Sunday, November 20, 2011

The train jumpers


This is an exciting sketch of the means of escape quite frequently practiced by Allied prisoners of War while being transferred between prisonner of war camps. The following picture from a train is both graphic and realistic. The jump involves spirit, perfect timing and steady nerves. The German guards must be caught off balance. They may be at the other end of the corridor or perhaps just looking the other way. There may be planned diversion - the guards attention has been diverted either by a German speaker or a commotion in some other part of the carriage. At the given moment the prisoner makes his jump. A comrade chucks his equipement out after him. It will contain some spare clothing, a bit of food, perhaps a map, most likely a home made compass.

What the Allied prisonners of war had to endure while escaping the German Army must have been quite frightening. An allied prisonner escaping knew that if caught by the German army, he would be handed over to the Gestapo for questionning. This soldier, airman or sailor knew that his life would be in the hands of the Gestapo interrogator. He was either subject to torture or hours on end of questionning or both without very little food or water. Very often, if the prisonner survived the intterogation, he would be sent to Colditz castle. No allied prisonner of war wanted to be sent to Colditz, the old castle on a mountain top near Leipzig, Germany, it was cold, damp and practically with no means of escape.
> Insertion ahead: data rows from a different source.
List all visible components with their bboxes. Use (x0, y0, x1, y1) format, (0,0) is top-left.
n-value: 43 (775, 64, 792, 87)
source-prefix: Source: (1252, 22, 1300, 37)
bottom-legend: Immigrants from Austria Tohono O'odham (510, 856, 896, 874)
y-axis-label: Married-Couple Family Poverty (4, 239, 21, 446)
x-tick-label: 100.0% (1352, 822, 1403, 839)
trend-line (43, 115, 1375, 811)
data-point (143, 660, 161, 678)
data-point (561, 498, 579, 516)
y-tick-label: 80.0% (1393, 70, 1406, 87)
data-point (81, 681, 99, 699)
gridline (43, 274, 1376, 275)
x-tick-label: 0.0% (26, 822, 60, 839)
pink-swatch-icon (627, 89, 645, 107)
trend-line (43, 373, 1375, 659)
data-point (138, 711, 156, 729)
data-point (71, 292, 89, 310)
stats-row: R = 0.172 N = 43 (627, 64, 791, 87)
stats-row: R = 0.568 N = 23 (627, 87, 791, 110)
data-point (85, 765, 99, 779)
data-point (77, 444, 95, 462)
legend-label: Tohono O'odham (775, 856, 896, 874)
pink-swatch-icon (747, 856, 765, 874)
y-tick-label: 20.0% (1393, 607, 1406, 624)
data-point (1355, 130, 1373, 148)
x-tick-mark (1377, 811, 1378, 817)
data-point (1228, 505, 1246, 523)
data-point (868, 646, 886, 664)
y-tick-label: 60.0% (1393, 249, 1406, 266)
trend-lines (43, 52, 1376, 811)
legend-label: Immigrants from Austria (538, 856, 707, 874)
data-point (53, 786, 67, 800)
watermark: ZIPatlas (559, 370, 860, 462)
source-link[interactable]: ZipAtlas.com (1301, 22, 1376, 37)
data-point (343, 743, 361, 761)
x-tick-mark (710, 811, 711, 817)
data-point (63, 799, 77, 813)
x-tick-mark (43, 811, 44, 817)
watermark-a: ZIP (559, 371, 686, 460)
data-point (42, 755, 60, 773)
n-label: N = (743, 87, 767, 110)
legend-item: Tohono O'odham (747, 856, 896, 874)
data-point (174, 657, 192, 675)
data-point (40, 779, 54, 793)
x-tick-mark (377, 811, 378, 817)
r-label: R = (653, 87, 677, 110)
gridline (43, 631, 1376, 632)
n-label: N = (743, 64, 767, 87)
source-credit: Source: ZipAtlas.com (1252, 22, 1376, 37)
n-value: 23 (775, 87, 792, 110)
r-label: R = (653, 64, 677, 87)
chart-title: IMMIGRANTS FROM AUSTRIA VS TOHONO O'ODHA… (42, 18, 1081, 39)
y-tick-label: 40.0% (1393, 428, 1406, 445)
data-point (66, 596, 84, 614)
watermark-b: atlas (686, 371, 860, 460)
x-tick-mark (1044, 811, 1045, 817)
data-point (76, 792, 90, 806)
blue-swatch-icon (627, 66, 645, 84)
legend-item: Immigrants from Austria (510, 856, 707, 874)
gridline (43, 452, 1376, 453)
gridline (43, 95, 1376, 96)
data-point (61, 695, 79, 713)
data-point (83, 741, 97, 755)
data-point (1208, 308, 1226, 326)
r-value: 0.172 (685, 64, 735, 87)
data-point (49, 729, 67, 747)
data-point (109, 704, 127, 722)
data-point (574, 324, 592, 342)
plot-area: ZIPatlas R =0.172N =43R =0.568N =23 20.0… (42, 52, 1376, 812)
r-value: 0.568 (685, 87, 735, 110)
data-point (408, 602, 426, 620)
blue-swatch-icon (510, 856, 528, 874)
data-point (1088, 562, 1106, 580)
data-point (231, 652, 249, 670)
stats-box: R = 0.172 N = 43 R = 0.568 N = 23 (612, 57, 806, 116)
The only thing an Allied prisonner of war wanted to do is escape to the nearest country either to Spain or Switzerland where the Nazi regime was not in place or very neutral and to be able to contact the resistance and be helped back home to England to fight again against the Nazi regime and bring it to it's knees so the Allies could all end the war and return to a normal life once again but escaping from Colditz was probably as hard to escape as to trying to stay alive during the war on a major battlefield. Life at Colditz was miserable for any Allied prisonner of war.